- Born: Jean Hogarth Harvey February 9, 1933 (age 93) Baltimore, Maryland, U.S.
- Education: Goucher College (BA); Johns Hopkins University (MA, PhD);
- Occupation: Historian
- Spouse: Ralph Baker ​ ​(m. 1953; died 2021)​
- Children: 4
- Writing career
- Years active: 1967–present
- Subjects: American history

= Jean H. Baker =

American historian (born 1933)

Jean Hogarth Harvey Baker (born February 9, 1933) is an American historian and professor emerita at Goucher College, where she was the Bennett-Hartwood Professor of History. Baker was a National Endowment for the Humanities fellow in 1982.

== Early life and education ==
Jean Hogarth Harvey was born in Baltimore, Maryland on February 9, 1933, to Rose Lindsay Hopkins and insurance agent F. Barton Harvey. She received her B.A. from Goucher College in 1961 and her M.A. from The Johns Hopkins University in 1965 alongside fellow historian David Herbert Donald. She completed her Ph.D. from The Johns Hopkins University in 1971.

== Career ==

Baker was an instructor of history at Notre Dame of Maryland University from 1967 to 1969. She began her career at Goucher College as an instructor in 1969. She worked as an assistant professor at Goucher (1969–1975) before becoming an associate professor of history (1975–1978). In 1979, she was made a full professor of history until 1982, when she became the Elizabeth Todd Professor of History. In 1979, she was an editor for the Maryland Historical Magazine, a publication of the Maryland Historical Society. As of 2018, Baker is a professor emerita at Goucher College and the Bennett-Hartwood Professor of History. She also taught courses at the Maryland Correctional Institution - Jessup (MCI-J) as part of the Goucher Prison Education Partnership. Baker was a visiting professor at Harvard College.

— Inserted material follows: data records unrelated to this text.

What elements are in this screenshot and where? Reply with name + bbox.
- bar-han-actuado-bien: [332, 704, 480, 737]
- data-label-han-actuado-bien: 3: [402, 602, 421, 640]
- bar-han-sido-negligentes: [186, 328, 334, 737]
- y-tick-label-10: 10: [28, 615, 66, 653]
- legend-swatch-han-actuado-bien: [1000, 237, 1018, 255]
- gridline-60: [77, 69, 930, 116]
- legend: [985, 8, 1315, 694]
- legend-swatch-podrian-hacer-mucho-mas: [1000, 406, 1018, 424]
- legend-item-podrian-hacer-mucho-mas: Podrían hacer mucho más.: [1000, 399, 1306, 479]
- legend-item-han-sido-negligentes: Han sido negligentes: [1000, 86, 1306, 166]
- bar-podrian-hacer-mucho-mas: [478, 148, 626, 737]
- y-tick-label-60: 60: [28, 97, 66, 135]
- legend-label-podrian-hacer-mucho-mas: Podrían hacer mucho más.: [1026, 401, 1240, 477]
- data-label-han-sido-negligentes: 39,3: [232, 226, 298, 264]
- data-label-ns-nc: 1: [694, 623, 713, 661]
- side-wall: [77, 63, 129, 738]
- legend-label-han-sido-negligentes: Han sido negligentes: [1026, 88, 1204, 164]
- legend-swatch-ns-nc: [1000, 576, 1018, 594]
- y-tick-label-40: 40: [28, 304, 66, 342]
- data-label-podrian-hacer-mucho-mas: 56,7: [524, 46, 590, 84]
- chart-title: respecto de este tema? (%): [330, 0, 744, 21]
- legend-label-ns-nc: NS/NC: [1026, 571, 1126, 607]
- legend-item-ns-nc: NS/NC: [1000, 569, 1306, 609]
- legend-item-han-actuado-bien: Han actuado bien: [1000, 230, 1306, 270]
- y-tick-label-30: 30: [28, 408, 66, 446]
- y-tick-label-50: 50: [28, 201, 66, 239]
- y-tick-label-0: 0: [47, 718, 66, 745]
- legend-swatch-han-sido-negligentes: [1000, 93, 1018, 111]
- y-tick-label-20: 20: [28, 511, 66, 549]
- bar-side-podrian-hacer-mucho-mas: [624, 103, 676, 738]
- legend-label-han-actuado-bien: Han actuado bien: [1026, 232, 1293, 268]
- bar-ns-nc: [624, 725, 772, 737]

Baker is a member of the Organization of American Historians, the American Historical Association, Berkshire Conference of Women Historians, and Phi Beta Kappa.

Her books have received positive reviews.

Baker played an important role in advocating for increased recognition of the role of women in society. In her experience, women were frequently excluded from historical and academic narratives. The Women's Movement empowered Baker to explore these deficits. She wrote stories on suffragists including Lucy Stone, Susan B. Anthony, Elizabeth Cady Stanton, Alice Paul, and Frances Willard. The New York Times lauded Baker's work as "wider in scope than previous work and making use of sophisticated feminist historical and sociological scholarship." In anticipation of the hundredth anniversary of the Nineteenth Amendment, Baker was featured in WYPR's Beyond the Ballot program that features "the contributions of extraordinary Maryland women."

== Bibliography ==

Some of her books are:

- Mary Todd Lincoln: A Biography
- James Buchanan (The American Presidents, #15)
- Sisters: The Lives of America's Suffragists
- Margaret Sanger: A Life of Passion
- Votes for Women: The Struggle for Suffrage Revisited
- The Stevensons: A Biography of an American Family
- Affairs Of Party: The Political Culture of Northern Democrats in the Mid-Nineteenth Century
- The Politics of Continuity: Maryland Political Parties from 1858 to 1870
- Ambivalent Americans: The Know-Nothing Party in Maryland

Additional books, publications, and writings:

- Building America: The Life of Benjamin Henry Latrobe
- Lincoln and New York (with Harold Holzer)
- The Lincoln Marriage: Beyond the Battle of Quotations
- "Mary and Abraham: A Marriage". Boritt, Gabor, ed. The Lincoln Enigma: The Changing Faces of an American Icon
- "Not Much of Me": Abraham Lincoln as a Typical American
- Parallel Lives: Abraham and Mary Lincoln
- "The South Has Been Wronged: James Buchanan and the Secession Crisis". Quist, John W. and Birkner, Michael J., eds. James Buchanan and the Coming of the Civil War
- Women and the U.S. Constitution, 1776-1920

== Awards and honors ==
In 1976, Baker was elected an American Council of Learned Societies fellow. In 1979, she won a faculty teaching prize at Goucher College. She was a National Endowment for the Humanities fellow in 1982 and won the Berkshire Prize in History in 1983 for her book Affairs of Party: The Political Culture of Northern Democrats in the Mid-Nineteenth Century. Baker won the Willie Lee Rose prize in Southern History in 1989. She was a 1991 Newberry Library fellow.

== Personal life ==
Baker lives in Baltimore. On September 12, 1953, she married Ralph Robinson Baker, a surgeon and professor at Johns Hopkins University. The couple, who were married until Ralph Baker's death in 2021, had four children. Baker is a Democrat and an Episcopalian, and enjoys playing tennis and swimming. As a hobby, Baker reads mystery stories.